The yeast DEAD-box protein Mss116p functions as a general RNA chaperone in splicing mitochondrial group I and group II introns. For most of its functions, Mss116p is thought to use ATP-dependent RNA unwinding to facilitate RNA structural transitions, but it has been suggested to assist in the folding of one group II intron (aI5γ) primarily by stabilizing a folding intermediate. Here we compare three aI5γ constructs: one with long exons, one with short exons, and a ribozyme construct lacking exons. The long exons result in slower splicing, suggesting that they misfold and/or stabilize nonnative intronic structures. Nevertheless, Mss116p acceleration of all three constructs depends on ATP and is inhibited by mutations that compromise RNA unwinding, suggesting similar mechanisms. Results of splicing assays and a new two-stage assay that separates ribozyme folding and catalysis indicate that maximal folding of all three constructs by Mss116p requires ATP-dependent RNA unwinding. ATP-independent activation is appreciable for only a subpopulation of the minimal ribozyme construct and not for constructs containing exons.
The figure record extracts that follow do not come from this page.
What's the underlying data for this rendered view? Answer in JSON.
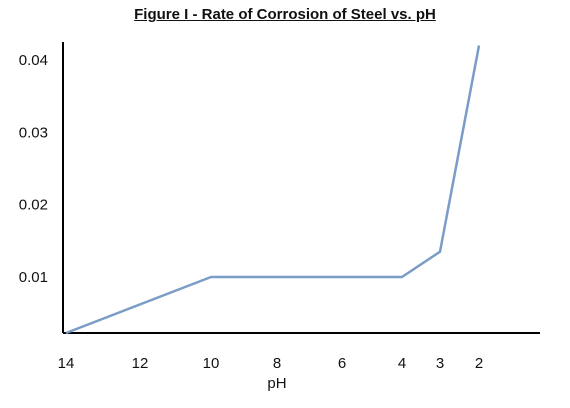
{
  "chart_data": {
    "type": "line",
    "title": "Figure I - Rate of Corrosion of Steel vs. pH",
    "xlabel": "pH",
    "ylabel": "",
    "x_tick_labels": [
      "14",
      "12",
      "10",
      "8",
      "6",
      "4",
      "3",
      "2"
    ],
    "y_tick_labels": [
      "0.01",
      "0.02",
      "0.03",
      "0.04"
    ],
    "ylim": [
      0,
      0.042
    ],
    "grid": false,
    "series": [
      {
        "color": "#7a9cc6",
        "points": [
          {
            "x": 14,
            "y": 0
          },
          {
            "x": 10,
            "y": 0.01
          },
          {
            "x": 4,
            "y": 0.01
          },
          {
            "x": 3,
            "y": 0.0135
          },
          {
            "x": 2,
            "y": 0.042
          }
        ]
      }
    ]
  }
}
As expected for a general RNA chaperone, Mss116p can also disrupt the native ribozyme, which can refold after Mss116p removal. Finally, using yeast strains with mitochondrial DNA containing only the single intron aI5γ, we show that Mss116p mutants promote splicing in vivo to degrees that correlate with their residual ATP-dependent RNA-unwinding activities. Together, our results indicate that, although DEAD-box proteins play multiple roles in RNA folding, the physiological function of Mss116p in aI5γ splicing includes a requirement for ATP-dependent local unfolding, allowing the conversion of nonfunctional RNA structure into functional RNA structure.

High-throughput genetic identification of functionally important regions of the yeast DEAD-box protein Mss116p.

The Saccharomyces cerevisiae DEAD-box protein Mss116p is a general RNA chaperone that functions in splicing mitochondrial group I and group II introns. Recent X-ray crystal structures of Mss116p in complex with ATP analogs and single-stranded RNA show that the helicase core induces a bend in the bound RNA, as in other DEAD-box proteins, while a C-terminal extension (CTE) induces a second bend, resulting in RNA crimping. Here, we illuminate these structures by using high-throughput genetic selections, unigenic evolution, and analyses of in vivo splicing activity to comprehensively identify functionally important regions and permissible amino acid substitutions throughout Mss116p. The functionally important regions include those containing conserved sequence motifs involved in ATP and RNA binding or interdomain interactions, as well as previously unidentified regions, including surface loops that may function in protein-protein interactions. The genetic selections recapitulate major features of the conserved helicase motifs seen in other DEAD-box proteins but also show surprising variations, including multiple novel variants of motif III (SAT). Patterns of amino acid substitutions indicate that the RNA bend induced by the helicase core depends on ionic and hydrogen-bonding interactions with the bound RNA; identify a subset of critically interacting residues; and indicate that the bend induced by the CTE results primarily from a steric block. Finally, we identified two conserved regions-one the previously noted post II region in the helicase core and the other in the CTE-that may help displace or sequester the opposite RNA strand during RNA unwinding.